The Amazing Spider-Man 2 review



                 Expectations of Marc Webb’s sequel to Sony’s successful 2012 Spider-Man reboot was  perhaps insurmountable. For some, the first film that was released only five years after Sam Raimi’s generation defining trilogy, satisfied what people wanted to see with the continuation of this superhero staple. For others (including this reviewer) despite having a terrific cast, the film lacked a unique point of view and the obvious rush to re-launch the series made for a somewhat competent but mostly tepid rehash of over-cooked Spidey-lore.
                You might think that now that the pesky origin story has been tediously reestablished, this anticipated sequel would be allowed the narrative freedom to further explore Webb's new interpretation of this timeless character and the cinematic universe he inhabits.

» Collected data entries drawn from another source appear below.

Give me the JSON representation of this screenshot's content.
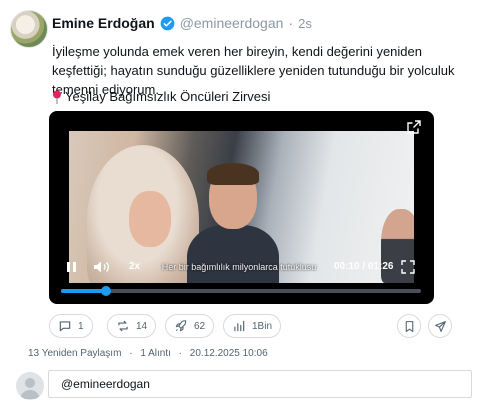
{
  "tweet": {
    "author_name": "Emine Erdoğan",
    "handle": "@emineerdogan",
    "time_ago": "2s",
    "text": "İyileşme yolunda emek veren her bireyin, kendi değerini yeniden keşfettiği; hayatın sunduğu güzelliklere yeniden tutunduğu bir yolculuk temenni ediyorum.",
    "location_label": "Yeşilay Bağımsızlık Öncüleri Zirvesi",
    "accent_color": "#1d9bf0"
  },
  "video": {
    "caption": "Her bir bağımlılık milyonlarca tutuklusu",
    "speed": "2x",
    "current_time": "00:10",
    "duration": "01:26",
    "time_separator": "/",
    "progress": 0.125,
    "icons": [
      "expand-icon",
      "pause-icon",
      "volume-icon",
      "fullscreen-icon"
    ]
  },
  "actions": {
    "replies": "1",
    "retweets": "14",
    "likes": "62",
    "views": "1Bin"
  },
  "meta": {
    "retweets_label": "13 Yeniden Paylaşım",
    "quotes_label": "1 Alıntı",
    "timestamp": "20.12.2025 10:06",
    "separator": "·"
  },
  "reply": {
    "value": "@emineerdogan"
  }
}
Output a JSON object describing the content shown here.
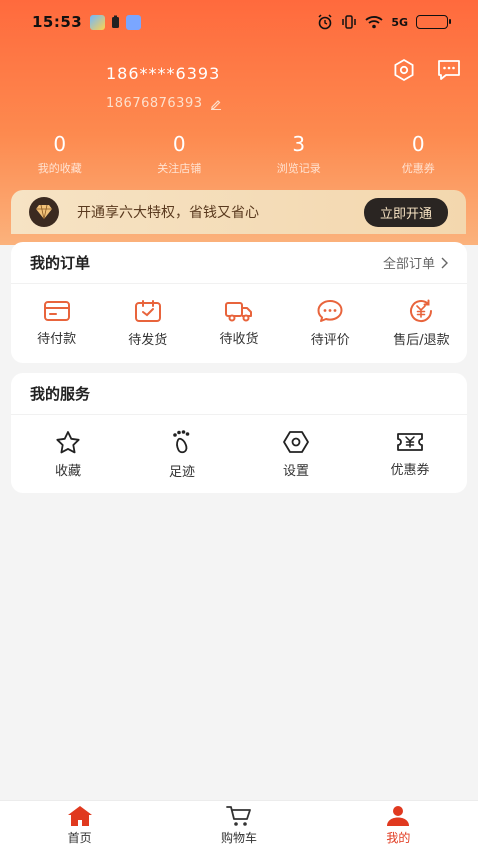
{
  "status_bar": {
    "time": "15:53",
    "network": "5G"
  },
  "user": {
    "masked_phone": "186****6393",
    "account_id": "18676876393"
  },
  "stats": [
    {
      "value": "0",
      "label": "我的收藏"
    },
    {
      "value": "0",
      "label": "关注店铺"
    },
    {
      "value": "3",
      "label": "浏览记录"
    },
    {
      "value": "0",
      "label": "优惠券"
    }
  ],
  "vip": {
    "text": "开通享六大特权，省钱又省心",
    "button": "立即开通"
  },
  "orders": {
    "title": "我的订单",
    "all_link": "全部订单",
    "items": [
      {
        "label": "待付款",
        "icon": "card-icon"
      },
      {
        "label": "待发货",
        "icon": "box-icon"
      },
      {
        "label": "待收货",
        "icon": "truck-icon"
      },
      {
        "label": "待评价",
        "icon": "chat-icon"
      },
      {
        "label": "售后/退款",
        "icon": "refund-icon"
      }
    ]
  },
  "services": {
    "title": "我的服务",
    "items": [
      {
        "label": "收藏",
        "icon": "star-icon"
      },
      {
        "label": "足迹",
        "icon": "footprint-icon"
      },
      {
        "label": "设置",
        "icon": "settings-icon"
      },
      {
        "label": "优惠券",
        "icon": "coupon-icon"
      }
    ]
  },
  "nav": [
    {
      "label": "首页",
      "icon": "home-icon",
      "active": false
    },
    {
      "label": "购物车",
      "icon": "cart-icon",
      "active": false
    },
    {
      "label": "我的",
      "icon": "user-icon",
      "active": true
    }
  ],
  "colors": {
    "accent": "#e0391f",
    "order_icon": "#e8643c",
    "header_top": "#ff6a3d"
  }
}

But what we end up getting with this installment is a manic tangle of incongruent plot threads fighting for screen-time in an overlong, over-stylized disaster of a movie that's been marred by invasive studio-notes.  
                This movie has about six different movies going on at any one time, but most prominently we follow Peter Parker (Andrew Garfield) as he's reeling from guilt by ignoring the dying wishes of his girlfriend’s father, and continuing to put Gwen Stacy (Emma Stone) in harm’s way simply by dating her.  This then leads him to break things off with her to further his personal investigation surrounding his father’s mysterious death. The unfinished genetic research that surrounded this mystery is now being exploited by Oscorp’s new CEO, Peter’s childhood friend Harry Osborn (Dane DeHaan). Harry plans to use the radiated spider venom to treat his body against the same genetic disease that killed Norman.  Unbenounced to Harry or Peter, or Gwen who still works for the secretive lab, the company has an insidious strategy behind this new science.
                You might think that’s enough story for one movie, but wait, there’s more! An awkwardly pitched Jamie Foxx plays a geeky disgruntled lab-tech with an unhealthy obsession towards Spider-Man. After an unfortunate accident at Plotcorp--I mean Oscorp—which apparently has an alarming track record of unsettling accidents involving staff, visitors and its proprietors, Foxx is then transformed into a translucent energy being called Electro. Can Spider-Man defeat him, while keeping Gwen from moving to London? Will she give up her dreams of becoming a super-scholar at Oxford and continue to put herself in danger in New York?  In only five minutes can Peter convince the audience that he and Harry have a believable, preexisting best-friend relationship? Can director Marc Webb figure out a way to make anyone still care about anything dealing with Peter's stupid dead father?  Can Spider-Man save danger-addicted children from Paul Giamatti as he marches the streets in giant, Rhino-shaped mech-suit? Wait, the Rhino’s in this movie too!? *Sigh*
                Despite a half-way decent love story between the real-life couple of Garfield and Stone, the rest of the movie is an over-crowded step latter where scenes seem to only exist to set up other scenes--half of which can’t even be resolved until the next sequel. Tonally, the movie oscillates between post-Twilight angst, superhero action movie spectacle, and campy Saturday morning silliness that clangs against the film’s more somber moments of sincerity. 
                “The Amazing Spider-Man 2” is without a doubt an undisciplined, compromised affair, and the story suffers greatly from Sony’s desperation to catch up with the long-form world-building of Disney’s Marvel-Universe epics, but when Webb is able to slow the action down enough to let his characters actually breath, they momentarily expose a beating heart underneath all of the movie’s overbearing aesthetics and the screenplay’s stifling mechanics.